Project Curacao Operational

Project Curacao
Open Project Curacao Box Right Before Deployment

Project Curacao has now been down in the Caribbean for two weeks now.  We’ve had some issues but they have been resolved.  We are writing an article for MagPi magazine describing all of our issues with the box and the wind turbine.  Major points are:

1) Minor problems with the box and shipment.  Loose grounds, unplugged sensors (looks like the TSA picked up the box by the outside temperature sensor).  No problem at all with the TSA.  We put in a letter in the box describing the project and copies of articles we had written and it went through with no problems.

Pre-installation Checkout


2) The special hardware to mount the box to the tower did not fit.  We had to strap it to the tower and orient the solar panels perpendicular to the ground.  

Mounting Platform
Installation
Installed Project Curacao

 




3) Lower solar power than design.  The strapping on the side of the tower would work in Idaho (45 degrees latitude) but gives very little power in Curacao (12 degrees latitude).  The problem with this was not with the Raspberry Pi.  It was with the Battery Watchdog Arduino.  We adjusted the run time of the Pi with the Arduino to fit the available power.  However, the Arduino is meant to run 100% of the time and the behavior of the Arduino is ill-defined in very low battery conditions.  It would glitch the real time clock which gave some very random behavior. 

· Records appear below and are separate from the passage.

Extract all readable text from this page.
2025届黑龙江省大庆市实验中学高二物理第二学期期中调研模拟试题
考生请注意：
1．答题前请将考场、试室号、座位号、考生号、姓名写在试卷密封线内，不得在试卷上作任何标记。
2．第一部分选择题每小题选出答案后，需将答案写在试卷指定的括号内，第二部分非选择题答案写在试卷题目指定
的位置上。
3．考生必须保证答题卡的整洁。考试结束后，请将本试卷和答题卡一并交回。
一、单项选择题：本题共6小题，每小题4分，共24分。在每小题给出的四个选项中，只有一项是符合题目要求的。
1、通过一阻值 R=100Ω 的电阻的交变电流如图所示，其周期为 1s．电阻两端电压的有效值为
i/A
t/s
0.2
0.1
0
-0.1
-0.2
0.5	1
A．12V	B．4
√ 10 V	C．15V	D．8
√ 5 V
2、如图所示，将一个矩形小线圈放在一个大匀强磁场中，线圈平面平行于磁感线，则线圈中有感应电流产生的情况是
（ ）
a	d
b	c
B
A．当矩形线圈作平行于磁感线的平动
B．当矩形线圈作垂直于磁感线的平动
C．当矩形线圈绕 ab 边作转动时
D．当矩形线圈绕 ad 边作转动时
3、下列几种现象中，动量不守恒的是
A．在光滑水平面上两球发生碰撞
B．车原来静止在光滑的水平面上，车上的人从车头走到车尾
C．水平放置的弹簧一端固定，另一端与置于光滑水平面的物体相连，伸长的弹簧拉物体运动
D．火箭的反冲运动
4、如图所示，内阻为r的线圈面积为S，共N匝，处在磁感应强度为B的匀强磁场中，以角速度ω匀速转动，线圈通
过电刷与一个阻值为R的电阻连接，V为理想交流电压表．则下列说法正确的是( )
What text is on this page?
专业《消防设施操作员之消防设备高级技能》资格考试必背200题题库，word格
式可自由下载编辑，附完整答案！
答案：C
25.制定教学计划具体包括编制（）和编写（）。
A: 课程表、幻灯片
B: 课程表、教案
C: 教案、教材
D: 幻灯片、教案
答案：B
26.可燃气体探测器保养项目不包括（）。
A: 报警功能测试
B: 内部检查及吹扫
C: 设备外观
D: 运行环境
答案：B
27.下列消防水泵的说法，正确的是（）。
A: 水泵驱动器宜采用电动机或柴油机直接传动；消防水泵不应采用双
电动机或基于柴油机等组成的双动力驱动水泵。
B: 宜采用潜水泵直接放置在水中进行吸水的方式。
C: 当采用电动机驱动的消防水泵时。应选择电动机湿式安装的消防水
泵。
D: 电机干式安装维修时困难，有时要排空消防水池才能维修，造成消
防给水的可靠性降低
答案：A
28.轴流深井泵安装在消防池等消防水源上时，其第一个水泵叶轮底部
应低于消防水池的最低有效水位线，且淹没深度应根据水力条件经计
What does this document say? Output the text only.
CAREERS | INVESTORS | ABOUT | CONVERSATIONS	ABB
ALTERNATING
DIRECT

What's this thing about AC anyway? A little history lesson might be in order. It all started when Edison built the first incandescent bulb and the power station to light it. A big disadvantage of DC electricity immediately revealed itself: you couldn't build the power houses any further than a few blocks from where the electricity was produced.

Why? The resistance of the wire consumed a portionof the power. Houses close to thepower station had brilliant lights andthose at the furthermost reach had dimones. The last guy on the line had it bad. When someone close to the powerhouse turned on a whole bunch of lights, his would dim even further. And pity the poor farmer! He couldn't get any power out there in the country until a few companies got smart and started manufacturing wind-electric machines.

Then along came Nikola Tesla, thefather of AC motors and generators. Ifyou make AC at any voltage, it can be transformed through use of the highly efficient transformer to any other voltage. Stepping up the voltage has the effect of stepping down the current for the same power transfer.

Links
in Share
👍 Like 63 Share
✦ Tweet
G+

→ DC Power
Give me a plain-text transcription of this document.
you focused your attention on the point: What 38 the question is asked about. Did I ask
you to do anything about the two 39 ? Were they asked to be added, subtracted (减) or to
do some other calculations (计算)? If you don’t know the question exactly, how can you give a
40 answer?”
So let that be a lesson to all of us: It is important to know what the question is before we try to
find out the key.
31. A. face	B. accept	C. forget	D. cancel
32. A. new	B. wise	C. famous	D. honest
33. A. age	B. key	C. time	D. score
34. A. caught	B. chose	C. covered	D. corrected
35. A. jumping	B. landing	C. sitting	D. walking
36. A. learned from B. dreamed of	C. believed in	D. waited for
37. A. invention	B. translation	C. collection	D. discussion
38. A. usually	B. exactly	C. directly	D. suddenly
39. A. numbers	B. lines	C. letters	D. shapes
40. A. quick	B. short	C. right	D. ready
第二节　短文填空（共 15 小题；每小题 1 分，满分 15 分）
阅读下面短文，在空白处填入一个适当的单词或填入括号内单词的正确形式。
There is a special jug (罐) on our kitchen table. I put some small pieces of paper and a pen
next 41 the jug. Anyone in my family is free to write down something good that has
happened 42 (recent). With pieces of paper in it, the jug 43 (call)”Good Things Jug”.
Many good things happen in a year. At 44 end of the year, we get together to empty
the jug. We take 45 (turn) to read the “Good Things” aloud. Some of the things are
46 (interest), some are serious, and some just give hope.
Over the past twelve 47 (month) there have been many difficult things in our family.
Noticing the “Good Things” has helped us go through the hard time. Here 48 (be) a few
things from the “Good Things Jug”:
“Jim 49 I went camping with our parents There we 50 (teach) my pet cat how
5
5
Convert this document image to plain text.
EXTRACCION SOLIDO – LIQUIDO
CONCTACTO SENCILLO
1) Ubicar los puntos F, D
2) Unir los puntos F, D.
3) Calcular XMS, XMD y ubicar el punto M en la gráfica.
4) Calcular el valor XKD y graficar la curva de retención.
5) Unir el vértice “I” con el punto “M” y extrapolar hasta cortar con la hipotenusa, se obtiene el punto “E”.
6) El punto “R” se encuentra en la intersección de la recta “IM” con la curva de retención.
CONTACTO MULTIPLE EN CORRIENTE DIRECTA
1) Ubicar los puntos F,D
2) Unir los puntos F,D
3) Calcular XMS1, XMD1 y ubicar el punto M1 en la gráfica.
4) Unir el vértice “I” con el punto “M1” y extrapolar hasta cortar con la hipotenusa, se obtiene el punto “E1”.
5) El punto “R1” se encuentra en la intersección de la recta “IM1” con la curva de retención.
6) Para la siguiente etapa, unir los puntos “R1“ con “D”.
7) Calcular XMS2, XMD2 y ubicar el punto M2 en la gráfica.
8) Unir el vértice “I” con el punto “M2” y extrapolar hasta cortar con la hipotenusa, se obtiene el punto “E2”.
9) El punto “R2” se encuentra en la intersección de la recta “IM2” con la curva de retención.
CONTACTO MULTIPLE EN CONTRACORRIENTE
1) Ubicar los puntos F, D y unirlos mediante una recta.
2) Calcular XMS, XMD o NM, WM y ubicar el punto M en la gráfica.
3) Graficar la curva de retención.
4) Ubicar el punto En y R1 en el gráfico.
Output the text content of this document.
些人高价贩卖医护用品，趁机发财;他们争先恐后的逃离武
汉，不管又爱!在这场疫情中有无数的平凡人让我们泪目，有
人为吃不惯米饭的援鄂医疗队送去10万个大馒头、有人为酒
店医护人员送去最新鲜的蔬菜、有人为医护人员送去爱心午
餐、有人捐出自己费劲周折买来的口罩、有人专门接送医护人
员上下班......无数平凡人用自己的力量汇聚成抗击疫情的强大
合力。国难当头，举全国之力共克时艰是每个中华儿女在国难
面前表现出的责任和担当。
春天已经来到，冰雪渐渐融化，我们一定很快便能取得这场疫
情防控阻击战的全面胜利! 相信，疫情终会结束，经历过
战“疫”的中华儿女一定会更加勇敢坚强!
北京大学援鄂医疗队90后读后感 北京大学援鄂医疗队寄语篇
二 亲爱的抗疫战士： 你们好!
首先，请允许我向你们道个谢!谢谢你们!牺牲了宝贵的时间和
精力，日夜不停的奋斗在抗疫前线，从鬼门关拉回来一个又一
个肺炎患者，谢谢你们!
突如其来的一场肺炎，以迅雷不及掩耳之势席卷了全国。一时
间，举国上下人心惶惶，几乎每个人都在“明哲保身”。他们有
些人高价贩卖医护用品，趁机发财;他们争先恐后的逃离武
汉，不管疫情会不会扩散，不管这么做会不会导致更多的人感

We fixed this by moving the box down off the tower and onto the roof until we get a new mounting platform.

 
Arduino Control Screen

Note on the RasPiConnect  (www.milocreek.com) screen above you can see the Arduino battery voltage going down and down and down until we turned it off for a few days and moved it to the roof.

Here is a picture from the box’s new location (again from RasPiConnect):

Camera Subsystem Control Screen


Here is a picture of the box in it’s new happy place.

 
Relaxing in the Caribbean – but with Power



4) The wind turbine worked as predicted by our models.   We switched on the turbine at night to provide a trickle charge to the main computer. We got about 60 – 90ma of current at 15MPH.  No where close to the 200-300ma it takes to run the Pi.  However, a wind storm came through and destroyed the turbine about a week after installation.  Note that the turbine popped out of the stand and throughly destroyed itself.  We think that is was a sympathetic vibration with a particular wind speed (much like the “Galloping Gertie” Tacoma Narrows bridge) since we observed that the stand was flexing in the wind.  We will either prevent the next turbine from popping out or stiffen the stand to prevent the flexing or possibly both.

Destroyed Wind Turbine


We plan to replace the turbine and get a new mounting platform for our September 2014 maintenance trip to Curacao.